Aristida arida

Scientific classification
- Kingdom: Plantae
- Clade: Tracheophytes
- Clade: Angiosperms
- Clade: Monocots
- Clade: Commelinids
- Order: Poales
- Family: Poaceae
- Genus: Aristida
- Species: A. arida
- Binomial name: Aristida arida B.K.Simon

= Aristida arida =

- Genus: Aristida
- Species: arida
- Authority: B.K.Simon

Species of grass

Aristida arida is a species of grass in the family Poaceae, endemic to arid regions of central and southern Australia. It was first formally described by botanist B.K. Simon in 1984 in Austrobaileya. Commonly referred to as a type of three-awn grass, the species is adapted to red earths, skeletal soils, and sandstone habitats, often occurring in association with mulga (Acacia aneura) woodlands. Its distribution includes Western Australia, the Northern Territory, and South Australia, particularly around Alice Springs, Lake Eyre, and the Flinders Ranges.
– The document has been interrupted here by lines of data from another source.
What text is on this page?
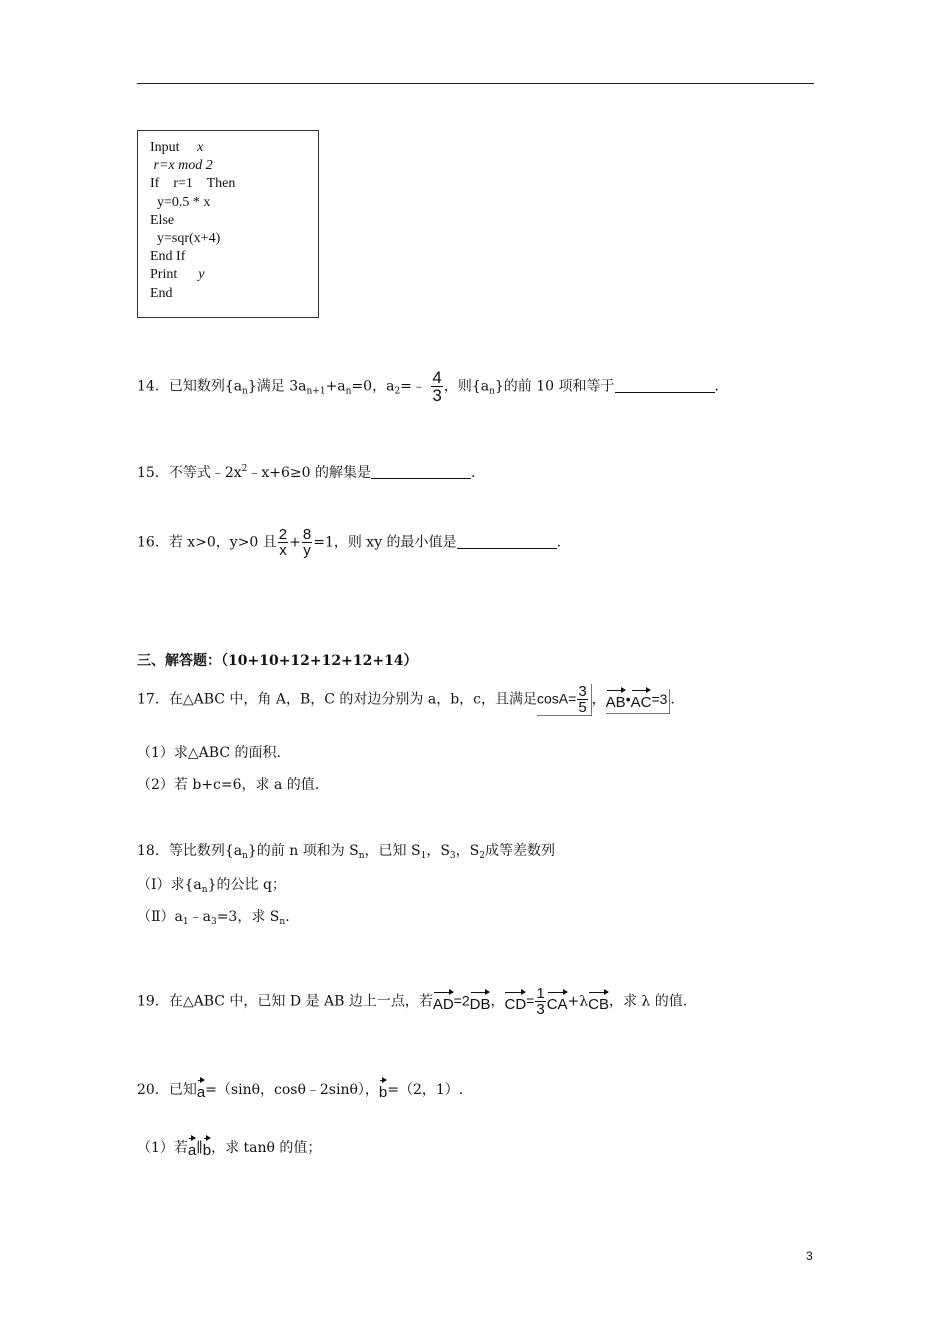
Input x
r=x mod 2
If    r=1    Then
y=0.5 * x
Else
y=sqr(x+4)
End If
Print y
End
14．已知数列$\{a_n\}$满足 $3a_{n+1}+a_n=0$，$a_2=﹣ \frac{4}{3}$ ，则$\{a_n\}$的前 10 项和等于	.
15．不等式$﹣2x^2﹣x+6\ge 0$ 的解集是	.
16．若 x>0，y>0 且 $\frac{2}{x} + \frac{8}{y} =1$，则 xy 的最小值是	.
三、解答题：（10+10+12+12+12+14）
17．在△ABC 中，角 A，B，C 的对边分别为 a，b，c，且满足$\cos A= \frac{3}{5}$ ，AB•AC=3 .
（1）求△ABC 的面积.
（2）若 b+c=6，求 a 的值.
18．等比数列$\{a_n\}$的前 n 项和为 $S_n$，已知 $S_1$，$S_3$，$S_2$成等差数列
（Ⅰ）求$\{a_n\}$的公比 q；
$(Ⅱ)a_1﹣a_3=3$，求 $S_n$.
19．在△ABC 中，已知 D 是 AB 边上一点，若AD=2DB，$CD= \frac{1}{3} CA+\lambda CB$，求 λ 的值.
20．已知a=（sinθ，cosθ﹣2sinθ），b=（2，1）.
（1）若a∥b，求 tanθ 的值；
3
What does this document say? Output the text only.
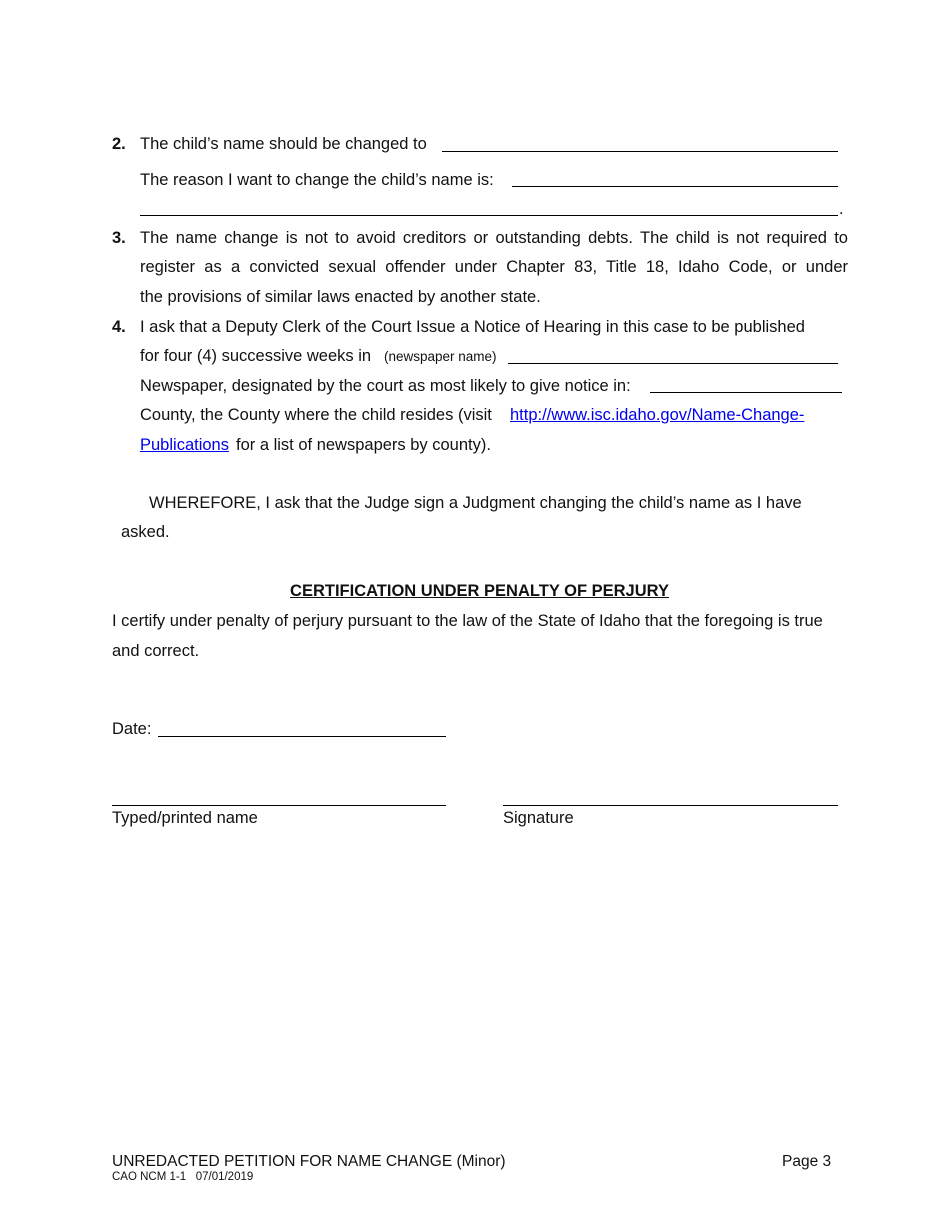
2. The child’s name should be changed to
The reason I want to change the child’s name is:
.
3. The name change is not to avoid creditors or outstanding debts. The child is not required to
register as a convicted sexual offender under Chapter 83, Title 18, Idaho Code, or under
the provisions of similar laws enacted by another state.
4. I ask that a Deputy Clerk of the Court Issue a Notice of Hearing in this case to be published
for four (4) successive weeks in (newspaper name)
Newspaper, designated by the court as most likely to give notice in:
County, the County where the child resides (visit http://www.isc.idaho.gov/Name-Change-
Publications for a list of newspapers by county).
WHEREFORE, I ask that the Judge sign a Judgment changing the child’s name as I have
asked.
CERTIFICATION UNDER PENALTY OF PERJURY
I certify under penalty of perjury pursuant to the law of the State of Idaho that the foregoing is true
and correct.
Date:
Typed/printed name	Signature
UNREDACTED PETITION FOR NAME CHANGE (Minor)	Page 3
CAO NCM 1-1   07/01/2019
Flowering and fruiting occur throughout the year, with peak activity between April and September. Morphologically, A. arida is distinguished by its contracted spicate panicles, unequal glumes, and tuberculate lemmas, features that separate it from related species such as Aristida nitidula and Aristida strigosa.

==Taxonomy==
A. arida was first formally described by botanist B.K. Simon in 1984 in Austrobaileya.
The protologue diagnosis reads (translated from Latin):

A. arida B.K. Simon, a new species, related to A. nitidula (Henrard) S.T. Blake ex J. Black but differing in having unequal glumes, and related to A. strigosa (Henrard) S.T. Blake ex J. Black but differing in having a tuberculate lemma that is not scabrous.

The type specimen was collected by Michael Lazarides (collection number 5725) and is housed at the Queensland Herbarium (BRI, accession BRI 021231) as the holotype. Isotypes are deposited at CANB, MEL, NSW, NT, and PERTH.